À saída de uma projecção de "48" a que assistimos chegou-nos ao ouvido o queixume de alguém que lamentava que o filme, sim senhor, tal e tal, mas podia ser "mais cinematográfico". A conversa não era connosco, se fosse teríamos retorquido que é justamente ao contrário: é por não ser "mais cinematográfico", no exacto sentido que a expressão pretende sugerir, que "48", sim senhor, tal e tal, é um filme notável. Era pedir-lhe que deixasse de ser o que é para ser uma coisa qualquer (por exemplo, cruzes canhoto, um programa de televisão. "cinematográfico" q.b.).
Toda a força de "48" vem da maneira como se encerra dentro do seu modelo, obstinando-se em não deixar entrar "ar" lá dentro. Um plano que fosse que só lá estivesse para descomprimir, para arejar, arruinava o filme. Fala-se de tortura, de situações de extrema violência física e psicológica. Nenhum filme, e nenhuma experiência fílmica, poderá alguma vez ser comparável (fora ocasionais forças de expressão) com uma sessão de tortura real. Mas não há razão para que o espectador que vai ver um filme onde se fala de tortura não possa estar totalmente disponível, sem precisar de pancadinhas nas costas. O filme não as dá - é a sua maneira de estar à altura, e de ajudar o espectador a estar à altura, do que nele se diz e se mostra.

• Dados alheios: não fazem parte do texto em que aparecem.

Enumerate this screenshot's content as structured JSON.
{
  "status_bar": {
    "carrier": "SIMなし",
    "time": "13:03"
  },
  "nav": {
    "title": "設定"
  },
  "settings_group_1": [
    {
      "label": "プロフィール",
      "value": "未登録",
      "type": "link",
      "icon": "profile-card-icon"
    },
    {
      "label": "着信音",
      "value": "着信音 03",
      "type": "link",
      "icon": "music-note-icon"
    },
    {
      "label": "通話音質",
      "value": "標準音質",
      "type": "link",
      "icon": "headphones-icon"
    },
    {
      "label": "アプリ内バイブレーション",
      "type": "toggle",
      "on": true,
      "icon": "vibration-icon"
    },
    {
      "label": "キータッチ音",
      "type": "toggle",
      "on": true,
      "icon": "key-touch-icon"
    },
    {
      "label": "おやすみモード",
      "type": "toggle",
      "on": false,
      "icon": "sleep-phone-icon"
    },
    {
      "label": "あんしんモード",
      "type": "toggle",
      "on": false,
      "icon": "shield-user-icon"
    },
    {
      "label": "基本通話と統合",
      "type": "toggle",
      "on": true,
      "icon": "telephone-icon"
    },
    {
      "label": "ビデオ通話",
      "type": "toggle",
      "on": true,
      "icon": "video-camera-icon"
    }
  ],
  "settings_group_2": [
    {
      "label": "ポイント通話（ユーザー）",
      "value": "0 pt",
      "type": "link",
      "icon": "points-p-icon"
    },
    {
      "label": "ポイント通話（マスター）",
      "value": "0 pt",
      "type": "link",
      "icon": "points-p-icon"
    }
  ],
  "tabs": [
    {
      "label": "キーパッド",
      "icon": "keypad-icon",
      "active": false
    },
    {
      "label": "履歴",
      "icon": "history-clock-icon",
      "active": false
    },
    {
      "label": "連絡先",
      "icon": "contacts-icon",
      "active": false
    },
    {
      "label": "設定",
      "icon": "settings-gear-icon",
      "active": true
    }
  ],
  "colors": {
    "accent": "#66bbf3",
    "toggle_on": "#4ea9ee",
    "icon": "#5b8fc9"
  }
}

É fácil descrevê-lo sumariamente. Faz-se apenas de fotografias ("mugshots") de pessoas que foram presas pela PIDE, enquanto na banda de som ouvimos o depoimento dessas mesmas pessoas quando, muitos anos depois, voltam a ter à frente as imagens dos seus rostos encarcerados. As fotografias correspondem a momento diferentes do seu tempo de prisão (meses, anos), e montadas em sequência criam uma espécie de "morphing" sem "morphing", como se cada rosto se fosse tornando numa versão alterada de si próprio. Os cientistas (ou "cientistas") do século XIX que se dedicaram ao estudo das tipologias fisionómicas podiam encontrar aqui uma categoria menos fantasiosa do que aquelas por que se interessaram: a fisionomia do preso político. E a banda de imagem de "48" podia servir-lhes de documentação para estudar o efeito que o encarceramento e a tortura operam sobre o rosto dos seres humanos.

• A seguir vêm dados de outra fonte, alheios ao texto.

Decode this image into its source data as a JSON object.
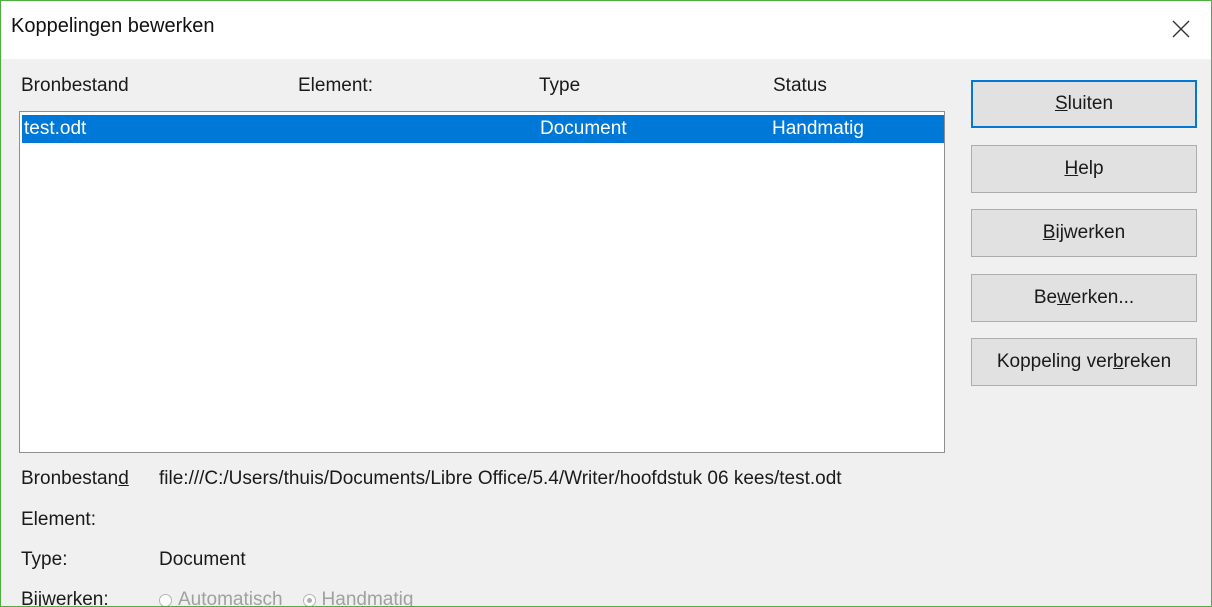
{
  "window": {
    "title": "Koppelingen bewerken"
  },
  "list": {
    "columns": [
      "Bronbestand",
      "Element:",
      "Type",
      "Status"
    ],
    "rows": [
      {
        "source": "test.odt",
        "element": "",
        "type": "Document",
        "status": "Handmatig",
        "selected": true
      }
    ]
  },
  "buttons": {
    "close": {
      "pre": "",
      "u": "S",
      "post": "luiten"
    },
    "help": {
      "pre": "",
      "u": "H",
      "post": "elp"
    },
    "update": {
      "pre": "",
      "u": "B",
      "post": "ijwerken"
    },
    "edit": {
      "pre": "Be",
      "u": "w",
      "post": "erken..."
    },
    "break": {
      "pre": "Koppeling ver",
      "u": "b",
      "post": "reken"
    }
  },
  "details": {
    "source_label_pre": "Bronbestan",
    "source_label_u": "d",
    "source_value": "file:///C:/Users/thuis/Documents/Libre Office/5.4/Writer/hoofdstuk 06 kees/test.odt",
    "element_label": "Element:",
    "element_value": "",
    "type_label": "Type:",
    "type_value": "Document",
    "update_label": "Bijwerken:",
    "update_options": [
      "Automatisch",
      "Handmatig"
    ],
    "update_selected": "Handmatig"
  },
  "colors": {
    "selection": "#0078d7",
    "window_border": "#4caf3f",
    "default_button_border": "#0078d7"
  }
}
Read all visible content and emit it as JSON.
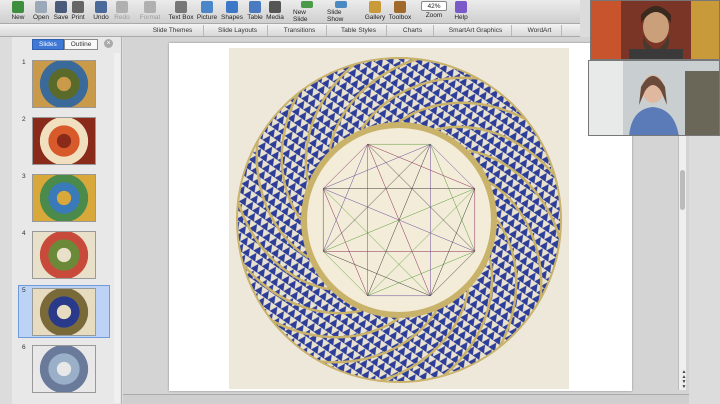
{
  "toolbar": {
    "items": [
      {
        "label": "New",
        "icon": "new-doc-icon",
        "color": "#3d8f3d"
      },
      {
        "label": "Open",
        "icon": "folder-icon",
        "color": "#9aa8b8"
      },
      {
        "label": "Save",
        "icon": "save-icon",
        "color": "#4a5a7a"
      },
      {
        "label": "Print",
        "icon": "printer-icon",
        "color": "#666666"
      },
      {
        "label": "Undo",
        "icon": "undo-icon",
        "color": "#4a6a9a"
      },
      {
        "label": "Redo",
        "icon": "redo-icon",
        "color": "#b0b0b0"
      },
      {
        "label": "Format",
        "icon": "format-brush-icon",
        "color": "#b0b0b0"
      },
      {
        "label": "Text Box",
        "icon": "textbox-icon",
        "color": "#777777"
      },
      {
        "label": "Picture",
        "icon": "picture-icon",
        "color": "#4a86c8"
      },
      {
        "label": "Shapes",
        "icon": "shapes-icon",
        "color": "#3d78c8"
      },
      {
        "label": "Table",
        "icon": "table-icon",
        "color": "#4a7ac0"
      },
      {
        "label": "Media",
        "icon": "media-icon",
        "color": "#555555"
      },
      {
        "label": "New Slide",
        "icon": "new-slide-icon",
        "color": "#4a9a4a"
      },
      {
        "label": "Slide Show",
        "icon": "slideshow-icon",
        "color": "#4a8ac0"
      },
      {
        "label": "Gallery",
        "icon": "gallery-icon",
        "color": "#c89a3a"
      },
      {
        "label": "Toolbox",
        "icon": "toolbox-icon",
        "color": "#a06a2a"
      },
      {
        "label": "Zoom",
        "icon": "zoom-icon",
        "color": "#ffffff"
      },
      {
        "label": "Help",
        "icon": "help-icon",
        "color": "#7a5ac8"
      }
    ],
    "zoom_value": "42%"
  },
  "ribbon": {
    "tabs": [
      "Slide Themes",
      "Slide Layouts",
      "Transitions",
      "Table Styles",
      "Charts",
      "SmartArt Graphics",
      "WordArt"
    ]
  },
  "slides_pane": {
    "tab_slides": "Slides",
    "tab_outline": "Outline",
    "selected_slide": 5,
    "slides": [
      {
        "number": "1",
        "colors": [
          "#5a6a2a",
          "#c89a4a",
          "#3a6a9a"
        ]
      },
      {
        "number": "2",
        "colors": [
          "#d85a2a",
          "#8a2a1a",
          "#f0e0c0"
        ]
      },
      {
        "number": "3",
        "colors": [
          "#3a7ab8",
          "#d8a83a",
          "#4a8a4a"
        ]
      },
      {
        "number": "4",
        "colors": [
          "#6a8a3a",
          "#e8e0c8",
          "#c84a3a"
        ]
      },
      {
        "number": "5",
        "colors": [
          "#2a3a8a",
          "#e8dcc0",
          "#7a6a3a"
        ]
      },
      {
        "number": "6",
        "colors": [
          "#9ab0c8",
          "#e8e8e8",
          "#6a7a9a"
        ]
      }
    ]
  },
  "colors": {
    "mandala_blue": "#2c3d9a",
    "mandala_gold": "#c9b26a",
    "center_bg": "#f2ecd8"
  }
}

Mas há também a banda de som, e é no trabalho sobre ela que "48" se perfaz plenamente como filme que, de facto, não é uma coisa qualquer. Há o interesse intrínseco dos depoimentos, claro, onde se aprende alguma coisa sobre a vida nas mãos da PIDE (e também sobre a tristeza que isto era cá fora), e se percebe, nos vários depoimentos femininos, a que ponto se praticava uma tortura "de género", em perfeita noção de que há maneiras específicas de fazer sofrer as mulheres que não se aplicam aos homens. Mas mais ainda, há uma extraordinária "mise en forme" desses depoimentos. Que conservam hesitações e silêncios, blocos sólidos de conversa (ou montados de forma a que o parecem) em vez de "momentos escolhidos". E não surgem "limpos", quer dizer, percebe-se que Susana de Sousa Dias não levou as pessoas para um estúdio para lhes gravar as palavras num ambiente de total isolamento sonoro. Pelo contrário, nenhum depoimento é impermeável aos ruidos do exterior: buzinadelas na rua, britadeiras, etc. Nunca é ostensivo, nunca se sobrepõe às vozes, mas esse ruido está lá. O que esse ruído é é simples de dizer: é a vida a penetrar no filme, a vida de todos os dias, nossa contemporânea. É a maneira de lá estarmos todos, todos os que podíamos ser os autores das buzinadelas captadas pelo microfone de Susana de Sousa Dias. Cansados de ler os proverbiais "colunistas de direita" semana sim semana não a lembrarem que nasceram depois do 25 de Abril como se isso os desimplicasse de alguma coisa, "48" é o filme da implicação absoluta, independentemente da data de nascimento. E fá-la (ou fala-a, sem a "dizer") apenas através de um minucioso trabalho sobre as suas formas e sobre os seus materiais. Se isto não é "mais cinematográfico", o que raio será.